Janvier 2023 - Cela doit faire un peu plus de 15 ans que je n'ai plus foutu un pied au Fuse et je n'ai même pas de souvenir fort précis de cette dernière fois, sinon d'y avoir beaucoup ri dans l'escalier. Avant cette nuit là, je n'y avais passé qu'une autre soirée, gratuite et drum & bass, au tout début des années 2000. Par pure curiosité, n'étant pas du tout fan de drum & bass. Une sorte de réunion d'anciens rigolant de la jeunesse en anoraks nous remplaçant sur la piste de danse et buvant au goulot de bouteilles sorties de leurs sacs à dos plutôt que de consommer au bar. Au XXIème siècle, je n'ai donc été au Fuse que deux fois. En fait, j'ai surtout été client du 208 Rue Blaes de 1995 à 1998 environ. J'y allais alors même en semaine, aux soirées étudiantes. Je n'y ai pas vu Autechre (que je n'aimais pas), ni Daft Punk (dont je n'ai jamais rien eu à foutre) ; prestations que beaucoup jugent depuis carrément historiques ; jalons de l'histoire musicale bruxelloise par l'influence que ces « concerts » ont eu sur les musiciens électroniques locaux. En revanche, j'y ai drôlement apprécié The Orb en formation platines-basse-batterie-guitares devant 80 personnes (si, si!), Kenny Larkin, Mike Paradinas, Laurent Garnier aux petites heures, Trish et Pierre. Le reste, on va dire que c'était surtout vodka-compatible et boum-boum (qui se souvient du très bourrin Darren Emerson ?). Mais soit. Ce fut, heu... important. Sur ma vie. Sur mes amitiés et mes amours. Sur ma conception des choses. Si vous y connaissez quelque-chose aux bonnes discothèques et à leurs influences durables sur les gens, c'est évident, je n'ai pas besoin de développer. Sinon...
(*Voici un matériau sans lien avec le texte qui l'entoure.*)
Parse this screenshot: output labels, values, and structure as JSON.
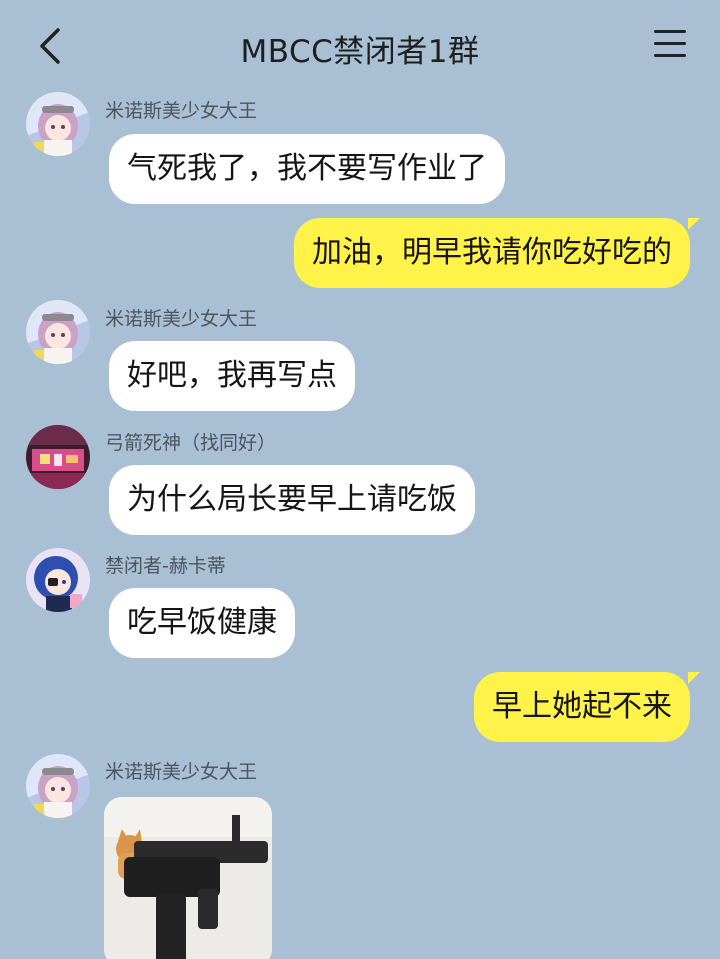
{
  "header": {
    "title": "MBCC禁闭者1群"
  },
  "messages": [
    {
      "sender": "米诺斯美少女大王",
      "text": "气死我了，我不要写作业了"
    },
    {
      "text": "加油，明早我请你吃好吃的"
    },
    {
      "sender": "米诺斯美少女大王",
      "text": "好吧，我再写点"
    },
    {
      "sender": "弓箭死神（找同好）",
      "text": "为什么局长要早上请吃饭"
    },
    {
      "sender": "禁闭者-赫卡蒂",
      "text": "吃早饭健康"
    },
    {
      "text": "早上她起不来"
    },
    {
      "sender": "米诺斯美少女大王"
    }
  ],
  "colors": {
    "background": "#a8bfd4",
    "bubble_left": "#ffffff",
    "bubble_right": "#fff34a"
  },
  "icons": {
    "back": "chevron-left-icon",
    "menu": "hamburger-menu-icon"
  }
}
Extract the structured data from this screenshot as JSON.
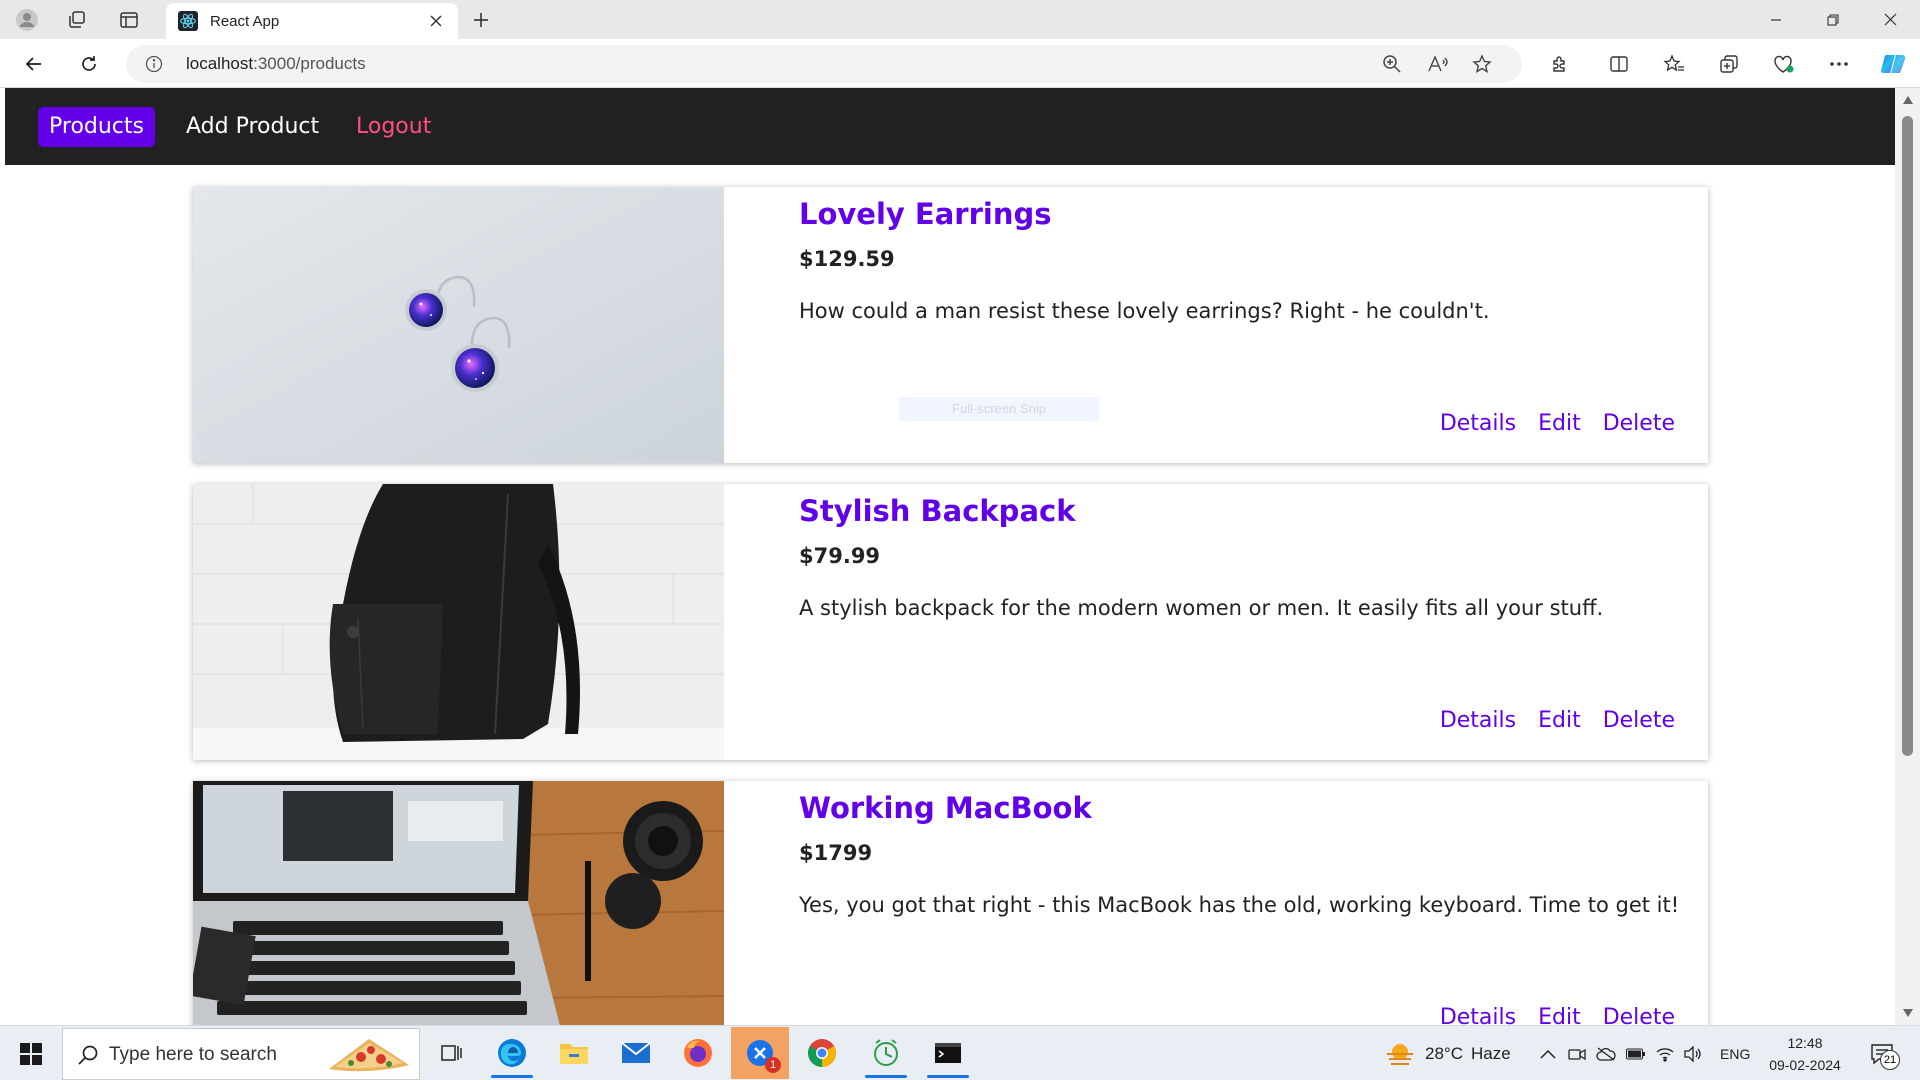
{
  "browser": {
    "tab_title": "React App",
    "url_host": "localhost",
    "url_path": ":3000/products"
  },
  "navbar": {
    "items": [
      {
        "label": "Products",
        "active": true
      },
      {
        "label": "Add Product",
        "active": false
      },
      {
        "label": "Logout",
        "active": false
      }
    ]
  },
  "products": [
    {
      "title": "Lovely Earrings",
      "price": "$129.59",
      "description": "How could a man resist these lovely earrings? Right - he couldn't.",
      "actions": [
        "Details",
        "Edit",
        "Delete"
      ]
    },
    {
      "title": "Stylish Backpack",
      "price": "$79.99",
      "description": "A stylish backpack for the modern women or men. It easily fits all your stuff.",
      "actions": [
        "Details",
        "Edit",
        "Delete"
      ]
    },
    {
      "title": "Working MacBook",
      "price": "$1799",
      "description": "Yes, you got that right - this MacBook has the old, working keyboard. Time to get it!",
      "actions": [
        "Details",
        "Edit",
        "Delete"
      ]
    }
  ],
  "overlay": {
    "snip_label": "Full-screen Snip"
  },
  "taskbar": {
    "search_placeholder": "Type here to search",
    "weather_temp": "28°C",
    "weather_text": "Haze",
    "language": "ENG",
    "time": "12:48",
    "date": "09-02-2024",
    "notification_count": "21",
    "snip_badge": "1"
  },
  "colors": {
    "accent": "#6200ea",
    "navbar_bg": "#212121",
    "logout": "#ff4f81"
  }
}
Aujourd'hui, je ne sors plus, je ne suis plus bruxellois et je ne compte jamais le redevenir. Autrement dit, à titre perso, je m'enfous un peu de l'avenir du Fuse. Peut-être serait-ce d'ailleurs mieux qu'il ferme, qu'on en revienne aux raves dans le Bois de la Cambre et que le C-12 -plus jeune, plus wild- prenne sa place en terme d'influence culturelle majeure dans la capitale ? Le Fuse étant plus un concept qu'une discothèque à proprement parler, je pense de toutes façons que ses organisateurs vont rebondir quoi qu'il arrive. Si le Fuse on The Beach est possible, pourquoi pas le Fuse in The Slaughterhouse of Anderlecht ou le Fuse in The Heysel ? Je ne crois pas que la fermeture du Fuse marquerait le décès de « la marque » ou la faillite assurée de sa direction. En revanche, toujours à titre personnel, ce serait un gros coup de vieux de plus. Et de façon plus générale, un rappel assez calamiteux que Bruxelles reste gérée à la plouc par des ploucs pour des ploucs et que l'époque offre toujours sur un plateau aux âmes chichiteuses le pouvoir de vie et de mort sur les entreprises.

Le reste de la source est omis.